Moçambique atravessa, há sensivelmente dois ou três anos, uma crise económica e financeira profunda, com efeito devastador ao nível das empresas quer nacionais, quer estrangeiras. Portugal é um dos maiores investidores em Moçambique. Neste momento, qual é a fotografia que tem das empresas portuguesas estabelecidas em Moçambique?

As empresas portuguesas em Moçambique estão em muitos sectores, mas sofrem, naturalmente, com as consequências, como qualquer outra empresa que esteja na economia moçambicana. Mas as empresas portuguesas mais resilientes, aquelas que, de facto, têm apostado no mercado moçambicano e no desenvolvimento das suas actividades na economia moçambicana, estão para ficar. Aliás, Portugal definiu sempre o mercado moçambicano como prioridade, e o que muitas delas vislumbram é uma economia moçambicana que tem um conjunto vasto de oportunidades, que vai crescer em 2017 provavelmente mais do que em 2016, e que se prevê que 2018 possa ser um ano melhor, e que por isso é um mercado em que devemos continuar a apostar. E a minha vinda à Moçambique é um sinal claro do governo português, de que o mercado moçambicano é um mercado importante para as empresas portuguesas e queremos continuar a colaborar. O investimento português por milhão de dólares é o que mais cria empregos em Moçambique. Por cada milhão de dólares de investimento português, criam-se 36 postos de trabalho, em comparação com 27 postos de trabalho por cada milhão de dólares investido por outros investidores.

É investimento maioritariamente focado às pequenas e Médias Empresas?

Nós temos um portfólio de empresas que querem estar no mercado moçambicano, muito diferente, porque estão grandes empresas no sector financeiro, no sector de papel, no sector da distribuição, onde alguns dos mais importantes players da economia portuguesa estão a entrar de forma comprometida.
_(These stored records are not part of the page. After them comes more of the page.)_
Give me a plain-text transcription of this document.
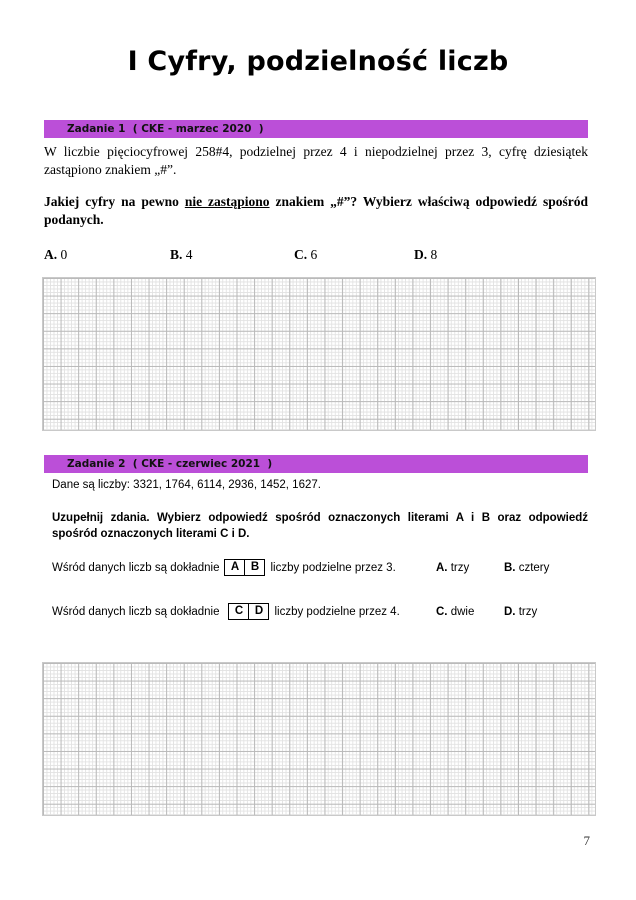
I Cyfry, podzielność liczb
Zadanie 1  ( CKE - marzec 2020  )
W liczbie pięciocyfrowej 258#4, podzielnej przez 4 i niepodzielnej przez 3, cyfrę dziesiątek zastąpiono znakiem „#”.
Jakiej cyfry na pewno nie zastąpiono znakiem „#”? Wybierz właściwą odpowiedź spośród podanych.
A. 0	B. 4	C. 6	D. 8
Zadanie 2  ( CKE - czerwiec 2021  )
Dane są liczby: 3321, 1764, 6114, 2936, 1452, 1627.
Uzupełnij zdania. Wybierz odpowiedź spośród oznaczonych literami A i B oraz odpowiedź spośród oznaczonych literami C i D.
Wśród danych liczb są dokładnie A	B liczby podzielne przez 3.	A. trzy	B. cztery
Wśród danych liczb są dokładnie	C	D liczby podzielne przez 4.	C. dwie	D. trzy
7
Mas depois temos um longo leque de PME que investem aqui, ficam aqui, deixam os resultados e lucros aqui para reinvestir, como por exemplo no sector metalo-mecânico, na área da formação técnica, empresas mistas como é o caso do Instituto Superior de Transportes, que tem empresas de capital português e empresas moçambicanas, e isso faz com que a intensidade de mão-de-obra seja muito superior e isso para nós é importante, porque a melhor forma de investir é criando postos de trabalho e gerar riquezas.
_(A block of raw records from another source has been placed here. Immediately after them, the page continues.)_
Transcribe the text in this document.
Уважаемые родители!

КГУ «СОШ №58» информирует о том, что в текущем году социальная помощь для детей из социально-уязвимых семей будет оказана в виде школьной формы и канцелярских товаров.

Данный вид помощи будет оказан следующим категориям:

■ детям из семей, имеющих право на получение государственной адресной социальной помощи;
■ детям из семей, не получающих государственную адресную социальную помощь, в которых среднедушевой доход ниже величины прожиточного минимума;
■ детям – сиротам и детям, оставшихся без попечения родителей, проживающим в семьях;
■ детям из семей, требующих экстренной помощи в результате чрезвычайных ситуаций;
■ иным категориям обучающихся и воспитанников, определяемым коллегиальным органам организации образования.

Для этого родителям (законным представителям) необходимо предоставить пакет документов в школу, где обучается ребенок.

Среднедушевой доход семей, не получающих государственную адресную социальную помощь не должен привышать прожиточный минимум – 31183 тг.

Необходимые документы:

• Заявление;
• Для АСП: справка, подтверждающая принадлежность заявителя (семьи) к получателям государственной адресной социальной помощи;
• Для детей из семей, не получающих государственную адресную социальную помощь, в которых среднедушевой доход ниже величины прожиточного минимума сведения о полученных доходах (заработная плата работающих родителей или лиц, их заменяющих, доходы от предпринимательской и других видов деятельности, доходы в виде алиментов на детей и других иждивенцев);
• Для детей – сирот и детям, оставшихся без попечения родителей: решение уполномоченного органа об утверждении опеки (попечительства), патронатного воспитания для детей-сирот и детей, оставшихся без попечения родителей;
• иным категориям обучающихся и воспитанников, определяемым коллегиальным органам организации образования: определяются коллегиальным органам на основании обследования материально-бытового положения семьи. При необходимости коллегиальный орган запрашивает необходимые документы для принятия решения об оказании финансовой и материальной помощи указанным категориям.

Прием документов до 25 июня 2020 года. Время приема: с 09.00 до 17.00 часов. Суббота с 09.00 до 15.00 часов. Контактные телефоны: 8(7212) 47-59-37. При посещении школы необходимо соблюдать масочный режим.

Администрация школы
Há-de concordar que esta crise afectou maioritariamente as PME, que têm menos capacidade de resiliência, comparativamente aos grandes bancos, indústria da construção civil. Que impactos esta crise está a criar e quais são os mecanismos que existem quer em Moçambique, quer em Portugal, para tentar ajudar estas empresas.
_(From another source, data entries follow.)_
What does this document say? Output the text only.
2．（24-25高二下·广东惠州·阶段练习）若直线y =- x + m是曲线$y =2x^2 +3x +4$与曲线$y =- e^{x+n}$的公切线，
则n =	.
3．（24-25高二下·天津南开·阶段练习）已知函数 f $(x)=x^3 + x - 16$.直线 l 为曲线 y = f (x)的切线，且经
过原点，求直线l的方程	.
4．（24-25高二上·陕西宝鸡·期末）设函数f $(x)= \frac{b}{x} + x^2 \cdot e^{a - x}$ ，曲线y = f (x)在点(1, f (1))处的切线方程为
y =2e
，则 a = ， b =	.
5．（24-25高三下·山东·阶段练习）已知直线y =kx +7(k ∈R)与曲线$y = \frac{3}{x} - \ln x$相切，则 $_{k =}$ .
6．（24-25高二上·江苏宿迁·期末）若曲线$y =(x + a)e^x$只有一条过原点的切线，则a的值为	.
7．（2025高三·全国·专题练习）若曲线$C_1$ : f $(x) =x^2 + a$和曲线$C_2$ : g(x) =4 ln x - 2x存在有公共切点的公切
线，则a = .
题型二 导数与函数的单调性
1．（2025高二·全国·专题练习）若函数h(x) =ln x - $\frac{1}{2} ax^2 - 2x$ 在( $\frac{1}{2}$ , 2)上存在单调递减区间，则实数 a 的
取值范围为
Os números mais recentes que temos sobre empresas portuguesas em Moçambique mostram que no ano 2016 tivemos um ligeiro decréscimo de empresas portuguesas em Moçambique. Mas posso dizer que há mais de duas mil empresas de capital português em Moçambique, distribuídas por vários pontos do país, mas com a distribuição do Produto Interno Bruto, do ponto de vista geográfico, muitas delas no sul do país. São concretamente 2025. Em 2015, chegamos a ter duas mil e duzentas empresas. Há um ligeiro decréscimo, e este ligeiro decréscimo é evidente que é resultado do contexto macro-económico da economia moçambicana, mas são 2025 que estão, e o que eu vejo é o que nós continuamos a dizer que a economia moçambicana é uma economia com muito potencial, pode estar a viver um momento contextual de maior aperto, mas a perspectiva que temos é de que a economia moçambicana vai crescer mais em 2017 do que cresceu em 2016 e vai crescer mais em 2018 do que em 2017. E estes indicadores com a estabilidade cambial e com a perspectiva que temos, os analistas da economia moçambicana vão acentuando esta ideia de estabilidade e que é a nota de confiança que nos é dada pelas autoridades moçambicanas. Nós acreditamos que temos um contexto para aprofundar e para voltar a contribuir para o crescimento da economia moçambicana. Nós não somos nem um investidor, nem um parceiro, nem um país amigo de ocasião, nós temos uma longa trajectória em conjunto. Essa trajectória dá-nos colectivamente ( a Portugal e Moçambique) uma vantagem que é a vantagem inegável de eu estar a falar consigo na nossa língua, portanto, temos um vínculo comum. Os portugueses que querem verdadeiramente apostar no mercado moçambicano e querem criar valor aqui têm de ter capacidade de resiliência.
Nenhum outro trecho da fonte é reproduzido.